The second focus area is digitalisation. Today, I am confident we are at the head of the market but the pace of digitalisation will grow five-fold in the future, so we have to accelerate our efforts. Great strides have been made, for example farmers in Dak Lak have started using handheld devices to measure the quality of the soil, while buyers are starting to track where the coffee is coming from using technology – all with support from Nestlé Vietnam.
Moreover, just in the past six months our factories have developed 34 different apps to automate processes that were previously done manually, collecting vast amounts of data that is available across our operations.
The third focus area is sustainability. We are here to enhance the lives of Vietnamese people, and this includes making sure that none of the packaging we use today end up on the landfill or in the oceans. Today we are part of the problem, but we are working hard to become part of the solution.
Around 20 per cent of my time is now spent on our sustainability agenda, to harmonise efforts towards our ambitious goal that by 2025, we will take back all the plastic packaging we use by tying up with waste management companies and other relevant partners and stakeholders.
We will be the first company to eliminate the use of plastic straws when next month we move 100 per cent to sustainable-sourced paper straws for our Milo products.
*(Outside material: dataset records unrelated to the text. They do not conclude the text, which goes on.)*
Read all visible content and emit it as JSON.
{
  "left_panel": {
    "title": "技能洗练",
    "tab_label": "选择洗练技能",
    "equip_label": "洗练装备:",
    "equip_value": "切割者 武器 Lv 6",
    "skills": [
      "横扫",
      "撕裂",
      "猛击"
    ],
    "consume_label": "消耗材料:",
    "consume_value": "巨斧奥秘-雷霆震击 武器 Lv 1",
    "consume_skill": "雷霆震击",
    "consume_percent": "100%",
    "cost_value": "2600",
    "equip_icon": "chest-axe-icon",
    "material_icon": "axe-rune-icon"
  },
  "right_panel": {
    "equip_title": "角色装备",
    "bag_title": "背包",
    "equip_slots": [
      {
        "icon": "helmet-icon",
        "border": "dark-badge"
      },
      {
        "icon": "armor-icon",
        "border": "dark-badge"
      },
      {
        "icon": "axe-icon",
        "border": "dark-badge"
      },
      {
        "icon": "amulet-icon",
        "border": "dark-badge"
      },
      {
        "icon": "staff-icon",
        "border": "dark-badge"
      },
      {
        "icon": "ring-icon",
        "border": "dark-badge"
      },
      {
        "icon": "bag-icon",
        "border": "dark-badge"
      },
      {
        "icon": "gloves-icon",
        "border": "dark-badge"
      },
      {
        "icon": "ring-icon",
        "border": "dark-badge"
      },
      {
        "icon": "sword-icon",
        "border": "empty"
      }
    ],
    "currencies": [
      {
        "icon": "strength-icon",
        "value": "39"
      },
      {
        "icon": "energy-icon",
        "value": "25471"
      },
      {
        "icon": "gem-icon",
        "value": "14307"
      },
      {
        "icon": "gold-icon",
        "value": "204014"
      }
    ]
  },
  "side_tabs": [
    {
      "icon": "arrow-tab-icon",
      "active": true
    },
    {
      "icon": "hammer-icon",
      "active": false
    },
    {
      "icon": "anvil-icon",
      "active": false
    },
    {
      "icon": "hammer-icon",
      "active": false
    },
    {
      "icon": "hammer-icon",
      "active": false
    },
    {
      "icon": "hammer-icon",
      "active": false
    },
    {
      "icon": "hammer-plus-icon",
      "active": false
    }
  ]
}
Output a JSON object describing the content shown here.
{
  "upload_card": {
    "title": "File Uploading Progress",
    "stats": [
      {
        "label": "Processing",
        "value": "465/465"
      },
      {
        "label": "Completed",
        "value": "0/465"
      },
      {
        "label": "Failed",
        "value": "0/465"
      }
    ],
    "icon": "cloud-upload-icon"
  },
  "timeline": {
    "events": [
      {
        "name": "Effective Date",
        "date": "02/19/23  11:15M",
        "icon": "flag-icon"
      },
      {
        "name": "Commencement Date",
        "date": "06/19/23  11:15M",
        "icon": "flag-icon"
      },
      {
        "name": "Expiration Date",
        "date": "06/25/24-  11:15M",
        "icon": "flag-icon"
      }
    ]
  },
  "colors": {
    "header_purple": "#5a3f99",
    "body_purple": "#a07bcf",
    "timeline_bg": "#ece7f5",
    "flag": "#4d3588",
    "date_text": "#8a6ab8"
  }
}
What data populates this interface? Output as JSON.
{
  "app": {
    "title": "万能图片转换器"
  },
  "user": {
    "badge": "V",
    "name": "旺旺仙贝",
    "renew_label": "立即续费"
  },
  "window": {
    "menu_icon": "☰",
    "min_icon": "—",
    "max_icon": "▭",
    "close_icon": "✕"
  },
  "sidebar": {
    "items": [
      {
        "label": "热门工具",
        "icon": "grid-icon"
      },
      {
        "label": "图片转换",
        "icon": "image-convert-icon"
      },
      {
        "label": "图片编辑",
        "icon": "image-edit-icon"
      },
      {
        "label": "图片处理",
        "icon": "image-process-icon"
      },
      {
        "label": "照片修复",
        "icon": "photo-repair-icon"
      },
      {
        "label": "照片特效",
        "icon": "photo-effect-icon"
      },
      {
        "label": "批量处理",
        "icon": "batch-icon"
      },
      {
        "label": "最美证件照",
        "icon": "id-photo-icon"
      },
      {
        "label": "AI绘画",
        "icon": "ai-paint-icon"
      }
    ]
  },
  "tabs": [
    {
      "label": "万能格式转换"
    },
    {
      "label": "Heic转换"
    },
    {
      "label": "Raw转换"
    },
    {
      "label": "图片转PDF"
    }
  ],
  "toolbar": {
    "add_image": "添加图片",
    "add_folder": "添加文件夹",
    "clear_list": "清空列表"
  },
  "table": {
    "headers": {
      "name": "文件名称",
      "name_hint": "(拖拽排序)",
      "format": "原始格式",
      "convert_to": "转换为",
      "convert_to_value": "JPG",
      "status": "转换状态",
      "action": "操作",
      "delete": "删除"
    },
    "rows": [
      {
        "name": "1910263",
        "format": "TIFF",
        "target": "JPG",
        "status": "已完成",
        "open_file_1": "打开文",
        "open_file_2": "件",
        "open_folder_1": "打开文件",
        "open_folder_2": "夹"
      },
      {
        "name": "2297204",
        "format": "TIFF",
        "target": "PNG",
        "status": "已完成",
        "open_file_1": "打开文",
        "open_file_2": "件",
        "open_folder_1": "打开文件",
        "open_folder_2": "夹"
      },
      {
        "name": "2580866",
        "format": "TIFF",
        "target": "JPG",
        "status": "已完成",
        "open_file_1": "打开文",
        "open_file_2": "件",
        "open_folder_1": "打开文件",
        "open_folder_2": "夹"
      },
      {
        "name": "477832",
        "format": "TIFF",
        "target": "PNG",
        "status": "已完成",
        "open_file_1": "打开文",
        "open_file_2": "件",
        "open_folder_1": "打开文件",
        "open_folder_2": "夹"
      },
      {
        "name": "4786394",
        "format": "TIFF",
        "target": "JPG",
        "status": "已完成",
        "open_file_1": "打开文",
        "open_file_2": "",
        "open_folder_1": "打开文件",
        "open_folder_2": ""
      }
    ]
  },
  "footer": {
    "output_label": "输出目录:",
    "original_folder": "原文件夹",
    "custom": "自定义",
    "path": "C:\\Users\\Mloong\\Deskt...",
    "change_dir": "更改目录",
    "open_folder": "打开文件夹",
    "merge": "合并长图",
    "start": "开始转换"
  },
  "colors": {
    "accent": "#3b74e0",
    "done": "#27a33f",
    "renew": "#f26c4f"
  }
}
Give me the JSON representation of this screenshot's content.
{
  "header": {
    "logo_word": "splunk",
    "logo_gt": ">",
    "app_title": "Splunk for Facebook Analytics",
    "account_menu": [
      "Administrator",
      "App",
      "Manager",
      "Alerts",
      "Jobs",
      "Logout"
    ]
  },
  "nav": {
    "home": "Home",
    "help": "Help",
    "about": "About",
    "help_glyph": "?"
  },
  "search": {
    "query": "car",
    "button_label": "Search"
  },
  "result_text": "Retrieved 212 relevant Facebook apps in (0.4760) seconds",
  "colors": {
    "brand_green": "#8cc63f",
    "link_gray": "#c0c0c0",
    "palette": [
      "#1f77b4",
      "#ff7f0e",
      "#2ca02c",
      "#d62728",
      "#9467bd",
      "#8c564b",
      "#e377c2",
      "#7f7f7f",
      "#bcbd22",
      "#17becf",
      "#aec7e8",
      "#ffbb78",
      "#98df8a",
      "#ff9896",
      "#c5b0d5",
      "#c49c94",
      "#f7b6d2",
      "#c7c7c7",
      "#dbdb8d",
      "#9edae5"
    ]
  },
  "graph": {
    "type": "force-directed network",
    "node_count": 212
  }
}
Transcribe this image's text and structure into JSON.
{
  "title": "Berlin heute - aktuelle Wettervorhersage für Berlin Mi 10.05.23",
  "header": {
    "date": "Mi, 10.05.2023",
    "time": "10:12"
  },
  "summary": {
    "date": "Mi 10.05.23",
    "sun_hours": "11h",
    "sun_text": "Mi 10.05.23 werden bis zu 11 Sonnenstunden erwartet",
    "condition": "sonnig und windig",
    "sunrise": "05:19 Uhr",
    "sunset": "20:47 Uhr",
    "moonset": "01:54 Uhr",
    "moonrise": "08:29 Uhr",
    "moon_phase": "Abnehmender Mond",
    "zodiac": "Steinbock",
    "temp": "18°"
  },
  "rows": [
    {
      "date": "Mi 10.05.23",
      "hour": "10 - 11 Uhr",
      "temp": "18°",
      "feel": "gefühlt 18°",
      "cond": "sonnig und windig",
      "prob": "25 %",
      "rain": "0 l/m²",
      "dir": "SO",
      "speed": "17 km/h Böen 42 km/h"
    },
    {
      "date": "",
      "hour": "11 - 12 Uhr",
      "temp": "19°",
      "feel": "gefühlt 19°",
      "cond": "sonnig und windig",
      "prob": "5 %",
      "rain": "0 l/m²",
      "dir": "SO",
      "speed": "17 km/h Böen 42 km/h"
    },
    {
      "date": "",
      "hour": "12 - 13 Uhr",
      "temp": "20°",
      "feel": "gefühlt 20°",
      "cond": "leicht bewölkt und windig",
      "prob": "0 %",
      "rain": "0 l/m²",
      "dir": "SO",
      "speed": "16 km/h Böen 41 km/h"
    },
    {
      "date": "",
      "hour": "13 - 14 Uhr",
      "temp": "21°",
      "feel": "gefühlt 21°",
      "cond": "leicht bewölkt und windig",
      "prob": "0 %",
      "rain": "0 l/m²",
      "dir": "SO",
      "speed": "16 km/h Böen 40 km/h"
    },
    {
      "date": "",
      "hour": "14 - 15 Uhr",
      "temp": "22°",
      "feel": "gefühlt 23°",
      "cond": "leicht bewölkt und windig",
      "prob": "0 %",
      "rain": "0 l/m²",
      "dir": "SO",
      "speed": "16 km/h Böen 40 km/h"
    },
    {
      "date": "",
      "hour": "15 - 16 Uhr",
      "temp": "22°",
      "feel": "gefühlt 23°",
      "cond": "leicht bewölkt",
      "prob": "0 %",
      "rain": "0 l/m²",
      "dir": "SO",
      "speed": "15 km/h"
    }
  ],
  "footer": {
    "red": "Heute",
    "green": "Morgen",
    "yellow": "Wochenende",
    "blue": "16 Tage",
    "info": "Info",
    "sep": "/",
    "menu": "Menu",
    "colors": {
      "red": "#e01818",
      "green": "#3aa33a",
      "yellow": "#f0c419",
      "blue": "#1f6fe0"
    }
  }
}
We are also working to create actual demand for the collection of orphan plastics, setting off reuse and recycling efforts and kick-starting a circular economy. Nestlé is looking to lead the way as the co-chairs of the Vietnam Business Council for Sustainable Development and Packaging Recycling Organization Vietnam, leading the way and inspiring others to follow.
In 2020, Nestlé Vietnam has seen an impressive 20 per cent on-year growth in exports with strong acceleration in the Culinary product line complementing traditionally strong coffee performance.
The main driver of this growth was MAGGI, an indispensable brand from any Vietnamese kitchen across the globe, such as naturally-fermented MAGGI Soya Sauce, MAGGIA oyster sauce made from genuine oyster extract and MAGGI Bouillon.
The companies best-known products have made inroads to markets with the most stringent quality requirements such as the US, Japan, Australia, and South Korea. Meanwhile, new products cooked up in Nestlé Vietnam factories exclusively for export markets, such as the all-in-one cooking sauce for Thailand and the MAGGI Supreme Sarap cooking sauce for the Philippines, have also gained remarkable success at their target markets.
Providing a solid base to up-and-coming product lines, Nestlé Vietnam has long been the largest buyer and exporter of coffee in Vietnam. Each year, Nestlé Group purchases 20-25 per cent of Vietnam’s coffee output with an average total value of $600-700 million. Locally, all of Nestlé Vietnam’s NESCAFÉ products are made from 100% high-quality Vietnamese coffee beans and are enjoyed domestically and are exported to 25 markets for the love and joy of consumers around the world.
Rising export orders, as well as a demonstrated ability to zero-in on local tastes in foreign markets, are elevating Nestlé Vietnam’s status in the global Nestlé Group as a sourcing and export hub.